Até o dia 2 de dezembro, o público pode conhecer os participantes, provar o prato principal de cada um deles e indicar o preferido. Os votos vão ser somados aos de jurados especializados. Os três primeiros de cada categoria vão receber prêmios em dinheiro entre R$ 3 mil e R$ 10 mil. Mas todos ganham de alguma forma: eles recebem consultoria profissional para aperfeiçoar o empreendimento, orientações sobre normas de conservação dos alimentos e atendimento ao público.

A primeira edição da feira foi em 2015. A segunda está ocorrendo só agora por falta de parcerias privadas e de apoio do poder público. A coordenadora do festival, Mariana Aleixo, diz esperar que o potencial econômico e social da Maré tenha maior reconhecimento.

“Somos negligenciados. Se pensarmos que a Maré tem 140 mil habitantes e 3.182 empreendimentos comerciais, a gente tem um poder econômico dentro desse território que existe a partir dos moradores. É uma economia local que precisa ser valorizada, não apenas no sentido de observar que ela existe, mas de receber políticas públicas, recursos e financiamentos. Porque isso gera economia para toda a cidade”.

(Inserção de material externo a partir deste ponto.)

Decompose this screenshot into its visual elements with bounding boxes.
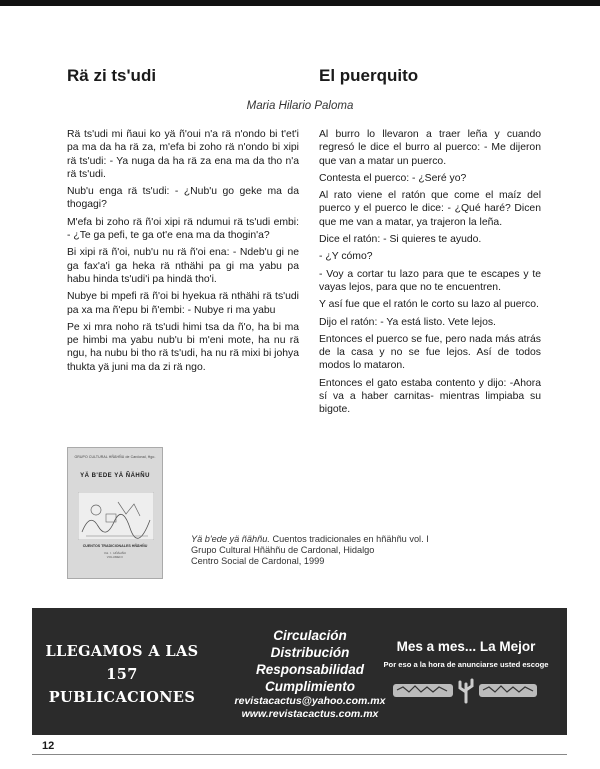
slogan-block [376, 639, 556, 704]
spanish-paragraph: Dijo el ratón: - Ya está listo. Vete lejos. [319, 316, 496, 328]
slogan-tagline: Por eso a la hora de anunciarse usted escoge [383, 660, 549, 669]
book-footer: Vol. I · HÑÄHÑU VOLUMEN I [103, 551, 127, 559]
otomi-text-column [67, 128, 299, 378]
book-title: YÄ B'EDE YÄ ÑÄHÑU [80, 473, 150, 479]
spanish-paragraph: Y así fue que el ratón le corto su lazo al puerco. [319, 299, 539, 311]
otomi-paragraph: Nub'u enga rä ts'udi: - ¿Nub'u go geke ma da thogagi? [67, 186, 299, 211]
spanish-paragraph: Contesta el puerco: - ¿Seré yo? [319, 172, 467, 184]
spanish-paragraph: Al rato viene el ratón que come el maíz del puerco y el puerco le dice: - ¿Qué haré? Dicen que me van a matar, ya trajeron la leña. [319, 190, 541, 228]
page-number: 12 [42, 740, 55, 752]
spanish-paragraph: Entonces el puerco se fue, pero nada más atrás de la casa y no se fue lejos. Así de todos modos lo mataron. [319, 333, 541, 372]
cactus-logo-icon [391, 678, 541, 704]
book-cover-image [67, 447, 163, 579]
author-name: Maria Hilario Paloma [246, 100, 354, 112]
otomi-paragraph: Rä ts'udi mi ñaui ko yä ñ'oui n'a rä n'ondo bi t'et'i pa ma da ha rä za, m'efa bi zoho rä n'ondo bi xipi rä ts'udi: - Ya nuga da ha rä za ena ma da tho n'a rä ts'udi. [67, 129, 299, 180]
spanish-text-column [319, 128, 541, 421]
otomi-paragraph: M'efa bi zoho rä ñ'oi xipi rä ndumui rä ts'udi embi: - ¿Te ga pefi, te ga ot'e ena ma da thogin'a? [67, 216, 299, 242]
otomi-paragraph: Pe xi mra noho rä ts'udi himi tsa da ñ'o, ha bi ma pe himbi ma yabu nub'u bi m'eni mote, ha nu rä ngu, ha nubu bi tho rä ts'udi, ha nu rä mixi bi johya thukta yä juni ma da zi rä ngo. [67, 321, 299, 373]
bottom-rule [32, 754, 567, 755]
advertisement-banner [32, 608, 567, 735]
title-otomi: Rä zi ts'udi [67, 66, 157, 85]
services-list: Circulación Distribución Responsabilidad Cumplimiento revistacactus@yahoo.com.mx www.revistacactus.com.mx [210, 627, 410, 721]
otomi-paragraph: Bi xipi rä ñ'oi, nub'u nu rä ñ'oi ena: - Ndeb'u gi ne ga fax'a'i ga heka rä nthähi pa gi ma yabu pa habu hinda ts'udi'i pa hindä tho'i. [67, 247, 299, 285]
email-link[interactable]: revistacactus@yahoo.com.mx [234, 695, 386, 707]
top-rule [0, 0, 600, 6]
website-link[interactable]: www.revistacactus.com.mx [241, 708, 379, 720]
title-spanish: El puerquito [319, 66, 419, 85]
book-subtitle: CUENTOS TRADICIONALES HÑÄHÑU [82, 544, 148, 548]
publication-count: LLEGAMOS A LAS 157 PUBLICACIONES [45, 643, 199, 706]
spanish-paragraph: Dice el ratón: - Si quieres te ayudo. [319, 234, 482, 246]
spanish-paragraph: Entonces el gato estaba contento y dijo: -Ahora sí va a haber carnitas- mientras limpiaba su bigote. [319, 377, 541, 416]
spanish-paragraph: - ¿Y cómo? [319, 251, 373, 263]
slogan-heading: Mes a mes... La Mejor [396, 639, 536, 654]
book-publisher: GRUPO CULTURAL HÑÄHÑU de Cardonal, Hgo. [74, 455, 156, 459]
book-caption: Yä b'ede yä ñähñu. Cuentos tradicionales en hñähñu vol. I Grupo Cultural Hñähñu de Cardonal, Hidalgo Centro Social de Cardonal, 1999 [191, 534, 429, 566]
spanish-paragraph: - Voy a cortar tu lazo para que te escapes y te vayas lejos, para que no te encuentren. [319, 268, 541, 293]
book-illustration [78, 492, 154, 540]
otomi-paragraph: Nubye bi mpefi rä ñ'oi bi hyekua rä nthähi rä ts'udi pa xa ma ñ'epu bi ñ'embi: - Nubye ri ma yabu [67, 291, 299, 316]
spanish-paragraph: Al burro lo llevaron a traer leña y cuando regresó le dice el burro al puerco: - Me dijeron que van a matar un puerco. [319, 129, 541, 167]
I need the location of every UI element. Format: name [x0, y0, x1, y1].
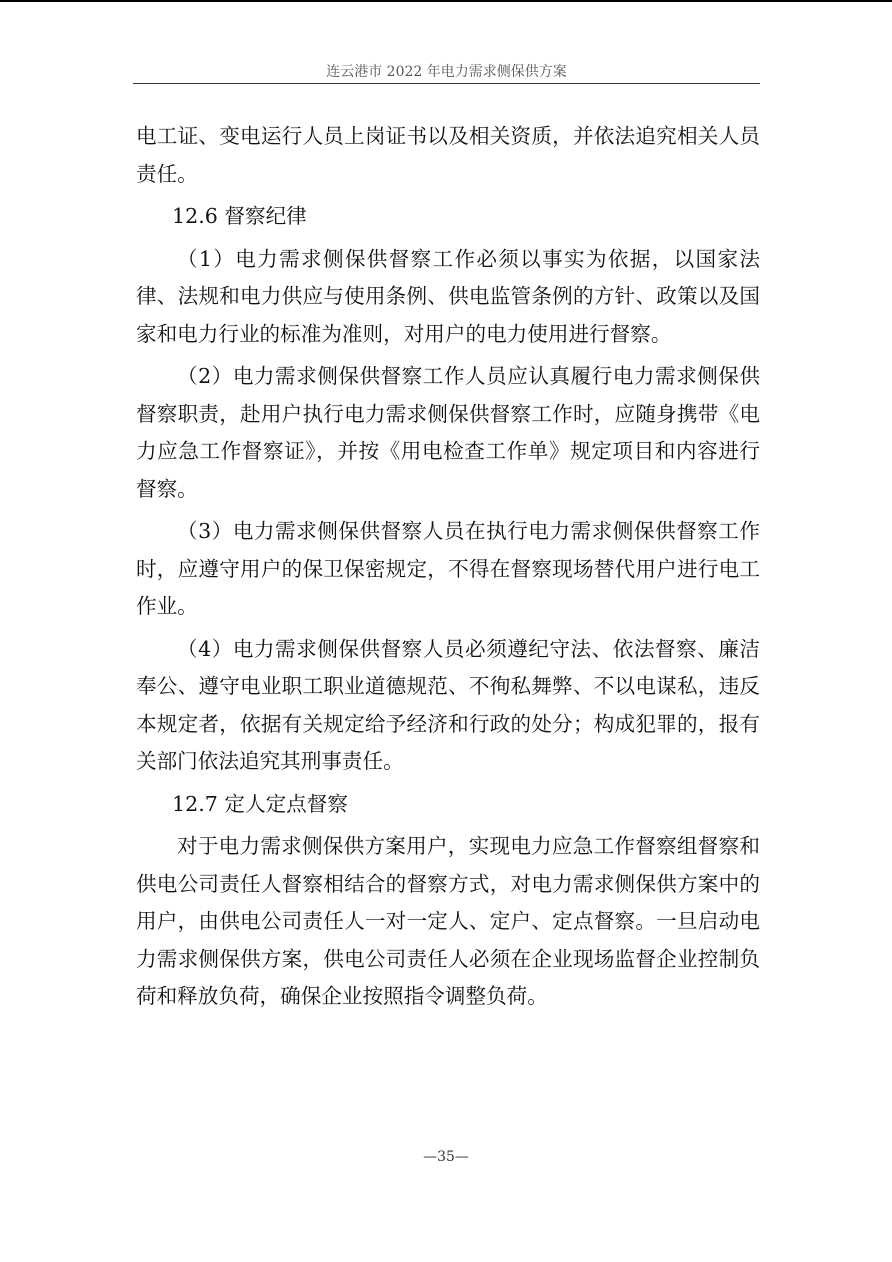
paragraph-item-3: （3）电力需求侧保供督察人员在执行电力需求侧保供督察工作时，应遵守用户的保卫保密规定，不得在督察现场替代用户进行电工作业。: [136, 519, 760, 618]
paragraph-continuation: 电工证、变电运行人员上岗证书以及相关资质，并依法追究相关人员责任。: [136, 124, 760, 186]
section-heading-12-7: 12.7 定人定点督察: [172, 791, 348, 816]
paragraph-item-1: （1）电力需求侧保供督察工作必须以事实为依据，以国家法律、法规和电力供应与使用条例、供电监管条例的方针、政策以及国家和电力行业的标准为准则，对用户的电力使用进行督察。: [136, 246, 760, 346]
page-number: —35—: [423, 1149, 469, 1165]
section-heading-12-6: 12.6 督察纪律: [172, 204, 307, 228]
paragraph-item-2: （2）电力需求侧保供督察工作人员应认真履行电力需求侧保供督察职责，赴用户执行电力需求侧保供督察工作时，应随身携带《电力应急工作督察证》，并按《用电检查工作单》规定项目和内容进行督察。: [136, 364, 760, 501]
running-header: 连云港市 2022 年电力需求侧保供方案: [326, 64, 567, 80]
paragraph-12-7-body: 对于电力需求侧保供方案用户，实现电力应急工作督察组督察和供电公司责任人督察相结合的督察方式，对电力需求侧保供方案中的用户，由供电公司责任人一对一定人、定户、定点督察。一旦启动电力需求侧保供方案，供电公司责任人必须在企业现场监督企业控制负荷和释放负荷，确保企业按照指令调整负荷。: [136, 834, 760, 1008]
paragraph-item-4: （4）电力需求侧保供督察人员必须遵纪守法、依法督察、廉洁奉公、遵守电业职工职业道德规范、不徇私舞弊、不以电谋私，违反本规定者，依据有关规定给予经济和行政的处分；构成犯罪的，报有关部门依法追究其刑事责任。: [136, 636, 760, 773]
document-body: [136, 118, 760, 1016]
header-rule: [133, 83, 760, 84]
page-top-border: [0, 0, 892, 2]
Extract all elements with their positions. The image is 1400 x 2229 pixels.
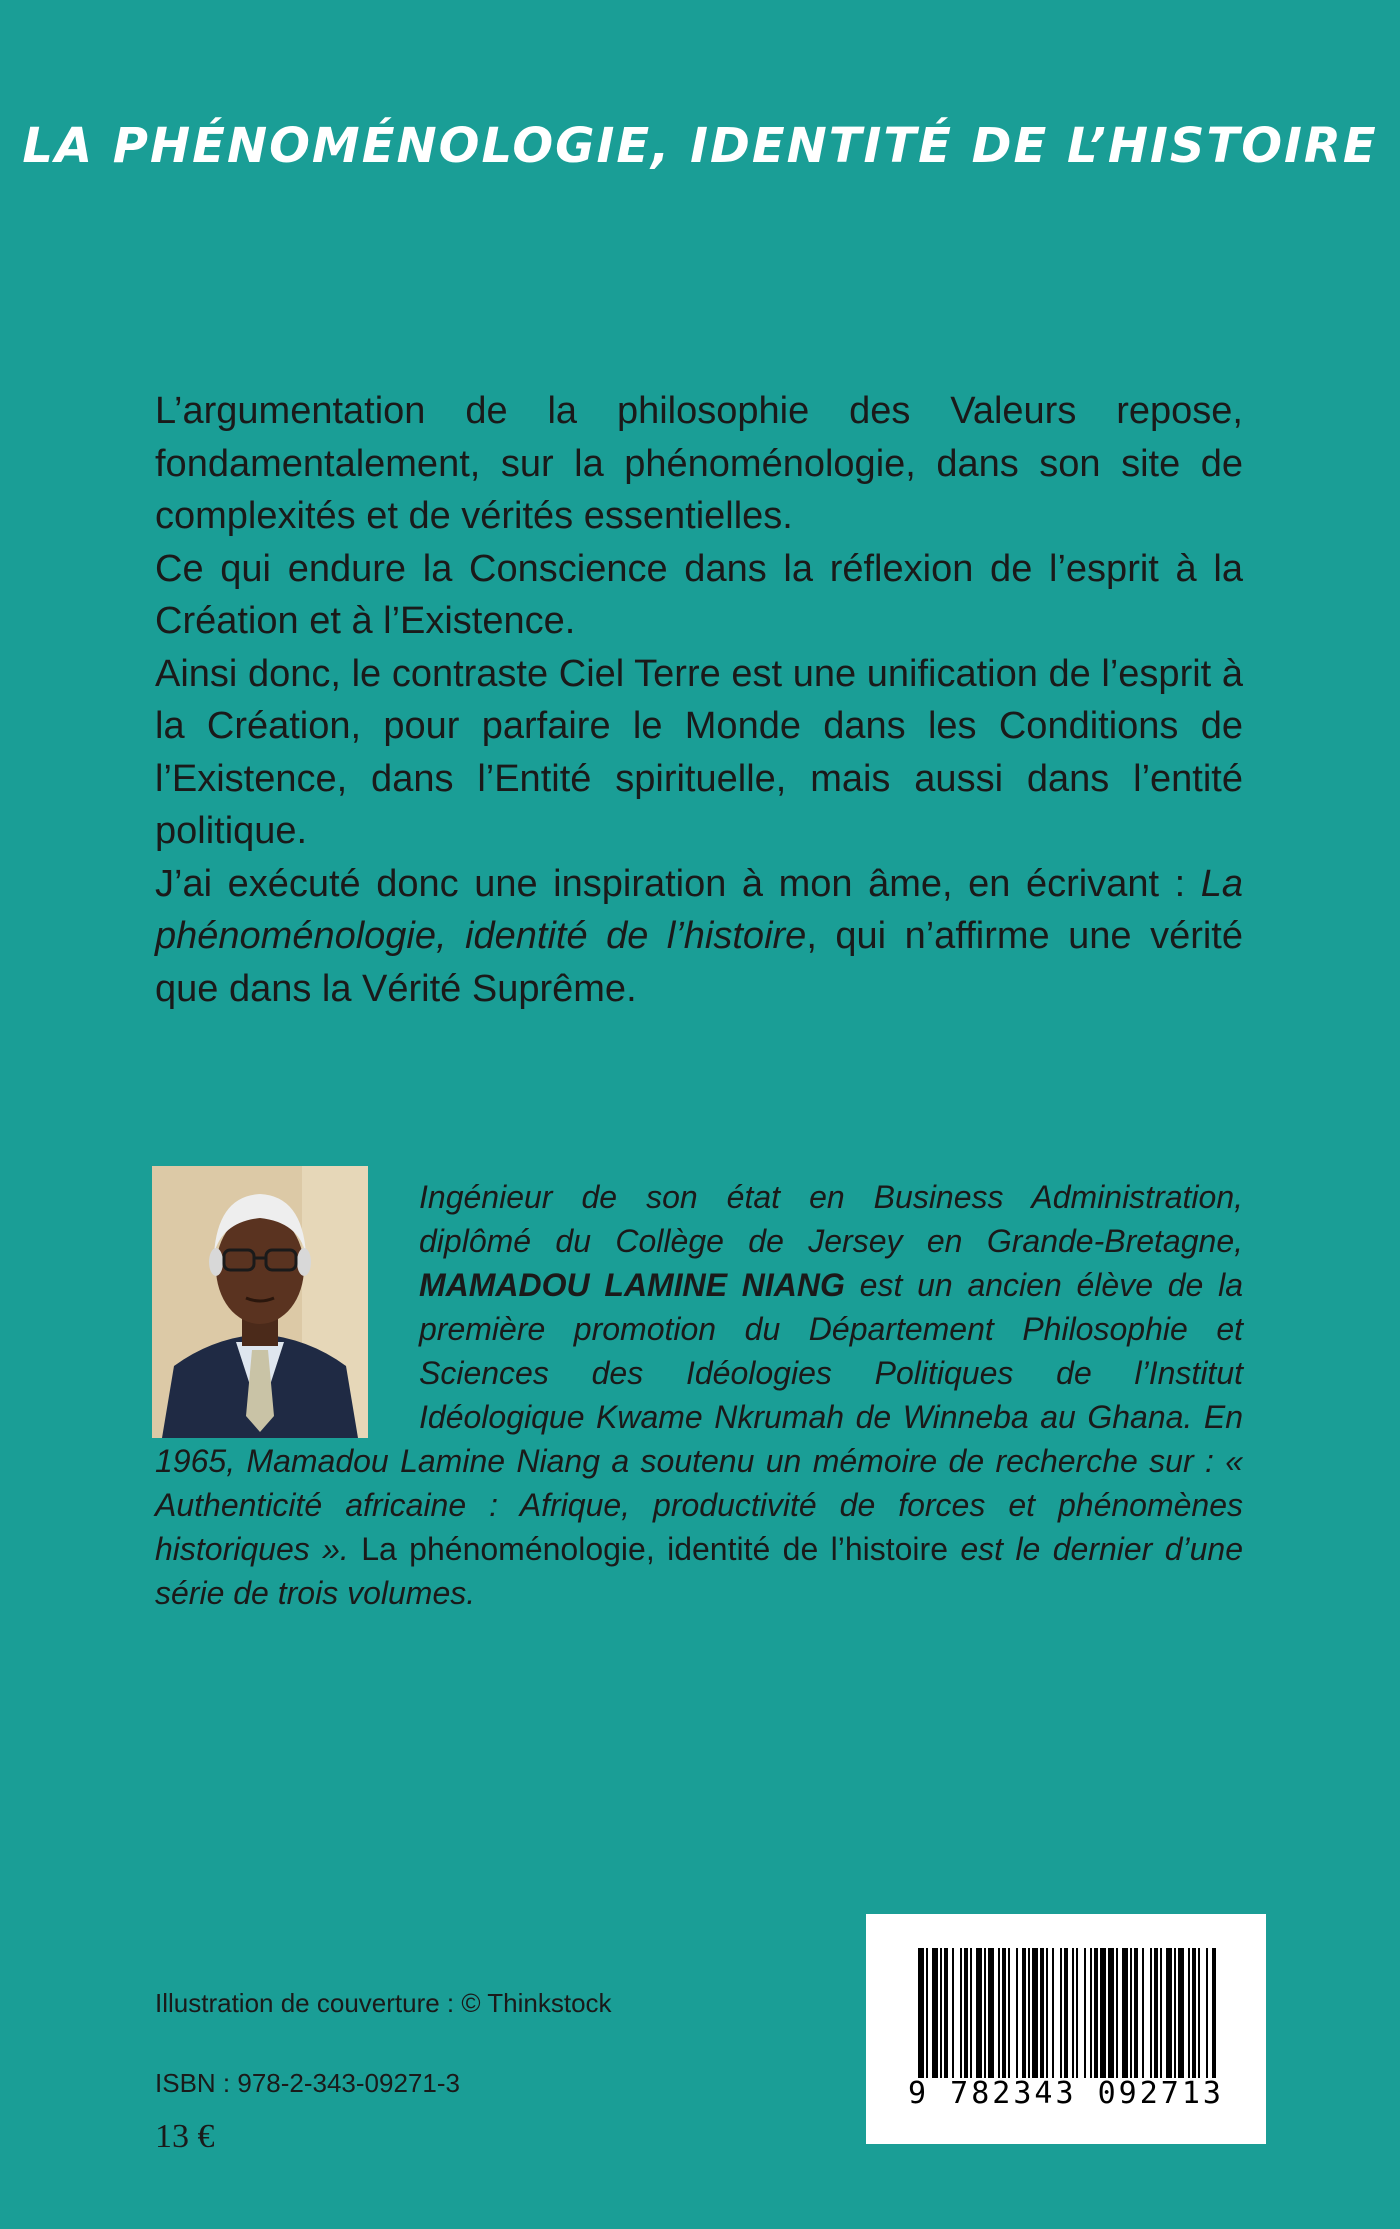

Para conseguir o prêmio, os espetinhos do Jorge vão ter que superar concorrentes fortes como as empadas feitas por Filipe e Vera Lúcia. O casal começou o negócio há quase 3 anos vendendo salgados na porta de casa e nas ruas da favela Nova Holanda. As vendas cresceram, eles compraram uma carrocinha e hoje têm uma loja fixa, a Ki Empada Boa. O sabor de frango com cream cheese foi o escolhido para participar da competição.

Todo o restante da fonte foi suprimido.